One might say that the Savage Minders misrepresent Jared Diamond's book. Yali's question is not "about the differences between white and black people." Yali's question is: "Why is it that you white people developed so much cargo and brought it to New Guinea, but we black people had little cargo of our own?" http://www.j-bradford-delong.net/movable_type/2005-3_archives/001336.html.

One should say that the drawing of a sharp distinction between the "nature and use of colonial power" on the one hand and "differential access to goods" on the other would make Karl Marx's head explode. "Power," Marx would say, "is used to create 'differential access to goods'! That's the point the ruling class sees in having power!"

One must say that the Savage Minders' posing of a stark binary opposition between cargo-qua-use-value and cargo-qua-carrier-of-social-status seems badly off. Take it from me: lots of cargo makes life easier, more pleasant, less dangerous, less stressful, and more fulfilling. Take it from me: lots of cargo greatly improves one's bargaining power vis-a-vis others in social and economic situations--there are few unpleasant or laborious situations to which you must submit because there are no better options. For what is status but power over destiny, the ability to say no" coupled with the ability to make others jump? These are inextricably linked: almost always, it is possession or control over important use-values that carries with it benefits in terms of status and bargaining power; almost always, high status and bargaining power are used to gain control over important (because scarce) use-values.

Yet Fred and Deborah want very badly to draw a distinction between a "western" orientation, toward technology, wealth, and use-values, and a very different Papua-New Guinean orientation:

About Yali: Yali... remained largely PNGuinean... concerned less about the material attributes of things themselves than about the social uses to which things were put.... [For Yali] things have value because they can be used in transactions to establish relationships of recognition and respect... more like gifts than commodities. They are exchanged to establish relationships of obligation, alliance, and friendship rather than to get "good deals."...
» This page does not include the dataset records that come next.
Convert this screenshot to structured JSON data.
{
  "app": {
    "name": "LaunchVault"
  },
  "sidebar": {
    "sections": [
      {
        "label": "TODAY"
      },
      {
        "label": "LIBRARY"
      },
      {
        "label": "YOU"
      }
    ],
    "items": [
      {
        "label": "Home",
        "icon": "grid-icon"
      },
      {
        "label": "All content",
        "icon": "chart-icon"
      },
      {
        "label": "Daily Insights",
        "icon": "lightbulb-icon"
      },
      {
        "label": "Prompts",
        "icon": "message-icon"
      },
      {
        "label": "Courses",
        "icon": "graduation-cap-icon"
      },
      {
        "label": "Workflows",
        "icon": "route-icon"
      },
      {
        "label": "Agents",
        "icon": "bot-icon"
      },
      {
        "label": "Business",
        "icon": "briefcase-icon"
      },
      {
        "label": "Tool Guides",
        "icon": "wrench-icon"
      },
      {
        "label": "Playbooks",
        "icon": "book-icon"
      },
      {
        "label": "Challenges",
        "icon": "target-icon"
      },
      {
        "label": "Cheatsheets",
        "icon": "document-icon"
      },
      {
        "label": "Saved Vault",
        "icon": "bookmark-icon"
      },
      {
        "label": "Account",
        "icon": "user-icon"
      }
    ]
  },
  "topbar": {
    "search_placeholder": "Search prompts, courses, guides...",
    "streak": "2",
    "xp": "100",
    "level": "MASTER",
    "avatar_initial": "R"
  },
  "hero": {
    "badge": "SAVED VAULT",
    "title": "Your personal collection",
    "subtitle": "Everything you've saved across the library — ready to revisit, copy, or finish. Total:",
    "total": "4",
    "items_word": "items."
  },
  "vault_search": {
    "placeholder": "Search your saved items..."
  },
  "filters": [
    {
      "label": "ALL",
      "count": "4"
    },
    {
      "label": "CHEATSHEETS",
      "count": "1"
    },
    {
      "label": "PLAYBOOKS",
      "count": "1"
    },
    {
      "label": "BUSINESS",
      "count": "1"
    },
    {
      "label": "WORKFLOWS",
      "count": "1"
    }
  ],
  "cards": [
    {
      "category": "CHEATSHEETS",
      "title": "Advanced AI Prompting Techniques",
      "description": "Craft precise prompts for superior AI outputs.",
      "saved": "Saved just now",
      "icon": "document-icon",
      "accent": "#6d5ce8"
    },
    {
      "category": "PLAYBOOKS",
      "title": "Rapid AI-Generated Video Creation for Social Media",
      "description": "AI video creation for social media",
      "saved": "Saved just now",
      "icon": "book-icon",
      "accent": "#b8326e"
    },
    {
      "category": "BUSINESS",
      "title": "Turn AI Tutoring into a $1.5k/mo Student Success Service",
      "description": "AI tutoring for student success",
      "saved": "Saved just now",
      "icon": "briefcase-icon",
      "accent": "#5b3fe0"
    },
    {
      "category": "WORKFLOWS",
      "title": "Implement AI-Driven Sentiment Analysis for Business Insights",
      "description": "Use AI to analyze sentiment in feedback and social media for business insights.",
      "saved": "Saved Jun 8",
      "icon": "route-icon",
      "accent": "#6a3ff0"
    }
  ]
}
Once again, the insistence on a binary opposition. Why? Why either-or? Why not both-and? If the deal is not good, the obligation is not established. If what is exchanged is not of significant use-value, its exchange is not an act of friendship and alliance. If the colonial government keeps you poor and without cargo, you have low status and cannot look the white invaders in the eye. If you claim to be of equal status--indeed even if the Australian government formally recognizes that you are of equal status--and yet have so little cargo that you are less able to keep yourself well-fed, dry, and entertained than the lowest-ranking clerk in a government office, your claim to equal status is empty.

Yali was interested in how he could get cargo for his people so that they could do their daily work more easily and efficiently. Yali was interested in how he could help his people stand up so that they could look the western invaders in the eye. Yali thought (correctly) that acquisition of cargo would be a powerful tool to that end. In the course of a long conversation, Yali asked Jared Diamond a question as part of his continuing campaign to learn about how the world worked. Jared Diamond allows Yali his own words and ideas. Diamond, I think, takes some care not to mention aspects of Yali's career that Diamond believes would rob Diamond's readers of their respect for him and his question.

Jared Diamond treats Yali with dignity.

Fred and Deborah enter the scene. They appear to say that were Yali and his people to recognize--as anyone who has spent two days in a Pacific rainforest does--the usefulness of a steel axe, their "desire for [western] goods" would make the "local people... the agents of their own domination." They prefer to construct a Yali who cares only about overthrowing colonial oppression, and not about how access to western technology could improve material circumstances.

Fred and Deborah do not treat Yali with dignity, but as a sock puppet whom they are free to misrepresent at whim to advance their own bizarre ideological agenda.